Introduction To Inodes

Today we had an interesting problem for a project. We were getting the message ‘disk is full’ despite having plenty of free space. Luckily my first thought was ‘inodes?’

 I logged in and checked inode usage

$ df -i
Filesystem   Inodes    IUsed    IFree   IUse% Mounted on
/dev/xvda1   525312   524844   468   100%   /
tmpfs           1007942   1102  1006840    1% /run

This shows that all the inodes on the disk itself are full.

 High inode usage is usually caused by a massive number of small files. In this case, the session files are normally stored somewhere temporary and removed when not in use. Either there could have been a bug in the code not removing them or it was a higher traffic website.

So we can see that inode is a very important aspect of Linux, so this blog will take u to a detailed journey to inodes.

What is in an inode?

An Inode number points to an Inode. An Inode is a data structure that stores the following information about a file :

  • Size of file        
  • Device ID    
  • User ID of the file        
  • Group ID of the file        
  • The file mode information and access privileges for owner, group, and others        
  • File protection flags        
  • The timestamps for file creation, modification, etc        
  • link counter to determine the     number of hard links        
  • Pointers to the blocks storing file’s contents    

Please note that the name of the file is not stored in Inodes.

When a file is created inside a directory then the file-name and Inode number are assigned to file. These two entries are associated with every file in a directory. The user might think that the directory contains the complete file and all the extra information related to it but this is not the case. The directory is just a table that contains the filenames in the directory, and the matching inode. Think of it as a table, and the first two entries are always “.” and “..” The first points to the inode of the current directory, and the second points to the inode of the parent directory.

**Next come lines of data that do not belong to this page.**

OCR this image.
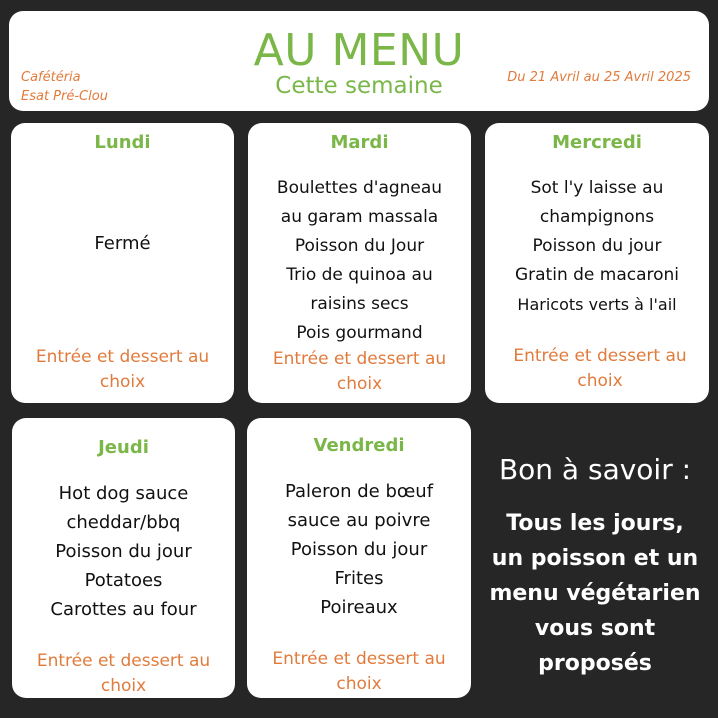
AU MENU
Cette semaine
Cafétéria
Esat Pré-Clou
Du 21 Avril au 25 Avril 2025
Lundi
Fermé
Entrée et dessert au choix
Mardi
Boulettes d'agneau
au garam massala
Poisson du Jour
Trio de quinoa au
raisins secs
Pois gourmand
Entrée et dessert au choix
Mercredi
Sot l'y laisse au
champignons
Poisson du jour
Gratin de macaroni
Haricots verts à l'ail
Entrée et dessert au choix
Jeudi
Hot dog sauce
cheddar/bbq
Poisson du jour
Potatoes
Carottes au four
Entrée et dessert au choix
Vendredi
Paleron de bœuf
sauce au poivre
Poisson du jour
Frites
Poireaux
Entrée et dessert au choix
Bon à savoir :
Tous les jours,
un poisson et un
menu végétarien
vous sont
proposés
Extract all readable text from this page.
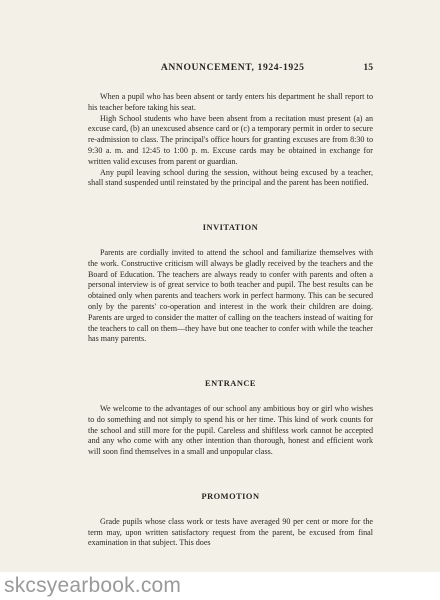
ANNOUNCEMENT, 1924-1925	15

When a pupil who has been absent or tardy enters his department he shall report to his teacher before taking his seat.

High School students who have been absent from a recitation must present (a) an excuse card, (b) an unexcused absence card or (c) a temporary permit in order to secure re-admission to class. The principal's office hours for granting excuses are from 8:30 to 9:30 a. m. and 12:45 to 1:00 p. m. Excuse cards may be obtained in exchange for written valid excuses from parent or guardian.

Any pupil leaving school during the session, without being excused by a teacher, shall stand suspended until reinstated by the principal and the parent has been notified.

INVITATION

Parents are cordially invited to attend the school and familiarize themselves with the work. Constructive criticism will always be gladly received by the teachers and the Board of Education. The teachers are always ready to confer with parents and often a personal interview is of great service to both teacher and pupil. The best results can be obtained only when parents and teachers work in perfect harmony. This can be secured only by the parents' co-operation and interest in the work their children are doing. Parents are urged to consider the matter of calling on the teachers instead of waiting for the teachers to call on them—they have but one teacher to confer with while the teacher has many parents.

ENTRANCE

We welcome to the advantages of our school any ambitious boy or girl who wishes to do something and not simply to spend his or her time. This kind of work counts for the school and still more for the pupil. Careless and shiftless work cannot be accepted and any who come with any other intention than thorough, honest and efficient work will soon find themselves in a small and unpopular class.

PROMOTION

Grade pupils whose class work or tests have averaged 90 per cent or more for the term may, upon written satisfactory request from the parent, be excused from final examination in that subject. This does

skcsyearbook.com
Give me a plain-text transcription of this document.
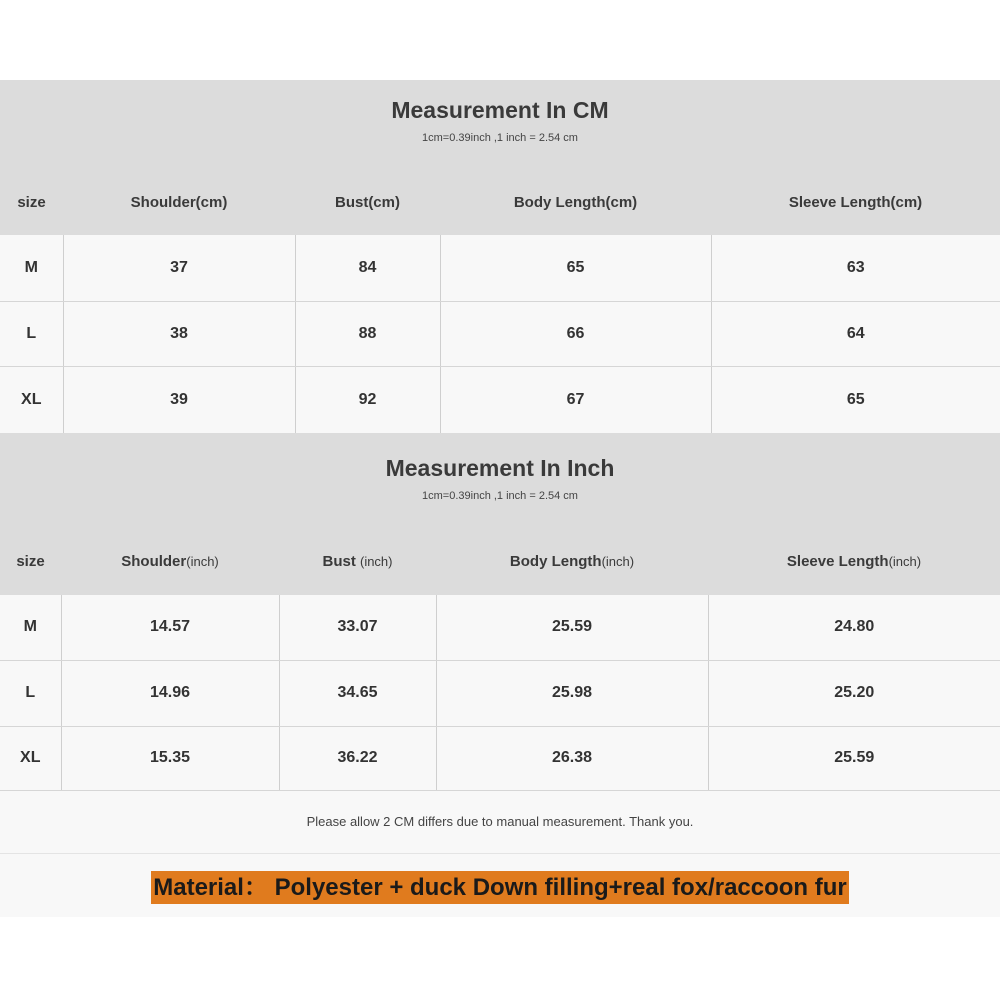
Measurement In CM
1cm=0.39inch ,1 inch = 2.54 cm
size	Shoulder(cm)	Bust(cm)	Body Length(cm)	Sleeve Length(cm)
M	37	84	65	63
L	38	88	66	64
XL	39	92	67	65
Measurement In Inch
1cm=0.39inch ,1 inch = 2.54 cm
size	Shoulder(inch)	Bust (inch)	Body Length(inch)	Sleeve Length(inch)
M	14.57	33.07	25.59	24.80
L	14.96	34.65	25.98	25.20
XL	15.35	36.22	26.38	25.59
Please allow 2 CM differs due to manual measurement. Thank you.
Material： Polyester + duck Down filling+real fox/raccoon fur
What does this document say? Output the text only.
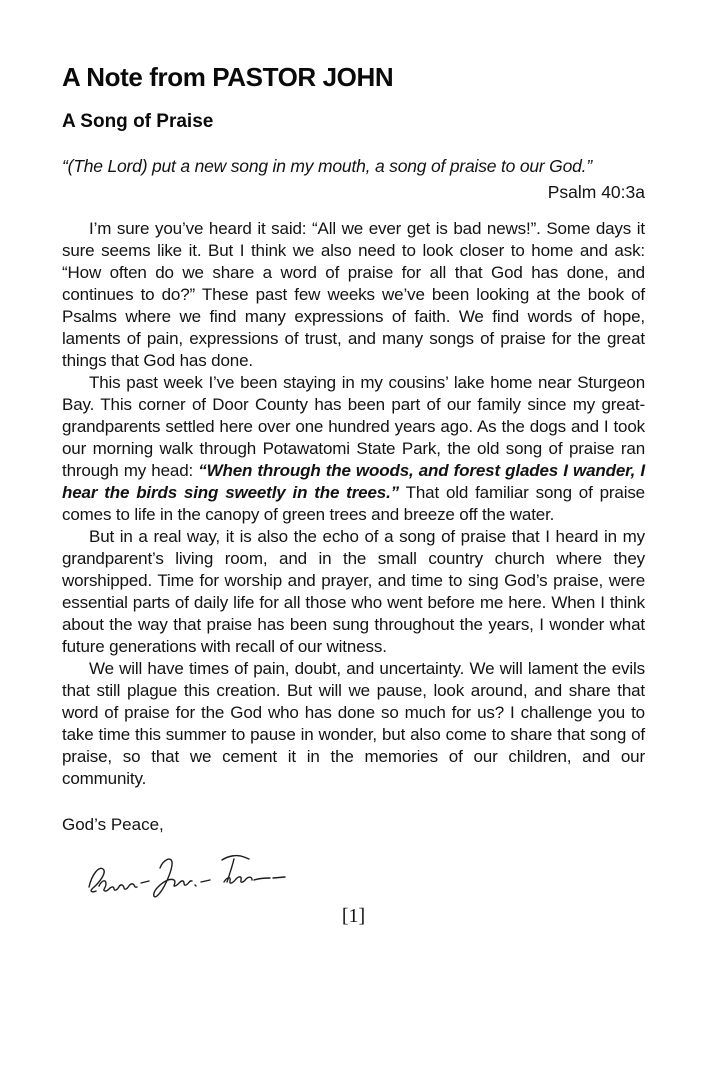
A Note from PASTOR JOHN
A Song of Praise

“(The Lord) put a new song in my mouth, a song of praise to our God.”

Psalm 40:3a

I’m sure you’ve heard it said: “All we ever get is bad news!”. Some days it sure seems like it. But I think we also need to look closer to home and ask: “How often do we share a word of praise for all that God has done, and continues to do?” These past few weeks we’ve been looking at the book of Psalms where we find many expressions of faith. We find words of hope, laments of pain, expressions of trust, and many songs of praise for the great things that God has done.

This past week I’ve been staying in my cousins’ lake home near Sturgeon Bay. This corner of Door County has been part of our family since my great-grandparents settled here over one hundred years ago. As the dogs and I took our morning walk through Potawatomi State Park, the old song of praise ran through my head: “When through the woods, and forest glades I wander, I hear the birds sing sweetly in the trees.” That old familiar song of praise comes to life in the canopy of green trees and breeze off the water.

But in a real way, it is also the echo of a song of praise that I heard in my grandparent’s living room, and in the small country church where they worshipped. Time for worship and prayer, and time to sing God’s praise, were essential parts of daily life for all those who went before me here. When I think about the way that praise has been sung throughout the years, I wonder what future generations with recall of our witness.

We will have times of pain, doubt, and uncertainty. We will lament the evils that still plague this creation. But will we pause, look around, and share that word of praise for the God who has done so much for us? I challenge you to take time this summer to pause in wonder, but also come to share that song of praise, so that we cement it in the memories of our children, and our community.

God’s Peace,

[1]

When a user tries to access the file or any information related to the file then he/she uses the file name to do so but internally the file-name is first mapped with its Inode number stored in a table. Then through that Inode number the corresponding Inode is accessed. There is a table (Inode table) where this mapping of Inode numbers with the respective Inodes is provided.

Why no file-name in Inode information?

As pointed out earlier, there is no entry for the file name in the Inode. The reason for separating out file name from the other information related to the same file is for maintaining hard-links to files. This means that once all the other information is separated out from the file name then we can have various file names that point to the same Inode.

For example :

$ touch file1
$ ln file1 file2
$ ls -li
total 0
52299066 -rw-r–r– 2 root root 0 Feb 19 15:36 file1
52299066 -rw-r–r– 2 root root 0 Feb 19 15:36 file2

In the above output, we created a file ‘file1’ and then created a hard link ‘file2’. Now when the command ‘ls -li’ is run, we can see the details of both ‘file1’ and ‘file2’. We see that both the files are having the same Inode number. Note that Hard links cannot be created on different file systems and also they cannot be created for directories.

When are Inodes created?

As we all now know that Inode is a data structure that contains information of a file. Since data structures occupy storage then an obvious question arises about when the Inodes are created in a system? Well, space for Inodes is allocated when the operating system or a new file system is installed and when it does its initial structuring. So this way we can see that in a file system, the maximum number of Inodes and hence the maximum number of files are set.

$ df -hi
Filesystem Inodes IUsed IFree IUse% Mounted on
udev 977K 516 977K 1% /dev
tmpfs 985K 1011 984K 1% /run
/dev/sda2 59M 272K 58M 1% /
tmpfs 985K 116 985K 1% /dev/shm
tmpfs 985K 5 985K 1% /run/lock
tmpfs 985K 18 985K 1% /sys/fs/cgroup
/dev/loop0 27K 27K 0 100% /snap/gtk-common-themes/319
/dev/loop1 1.3K 1.3K 0 100% /snap/gnome-calculator/180

Using the command ‘df -hi’ we can see the filesystems and their maximum number of Inodes and current Inode usage.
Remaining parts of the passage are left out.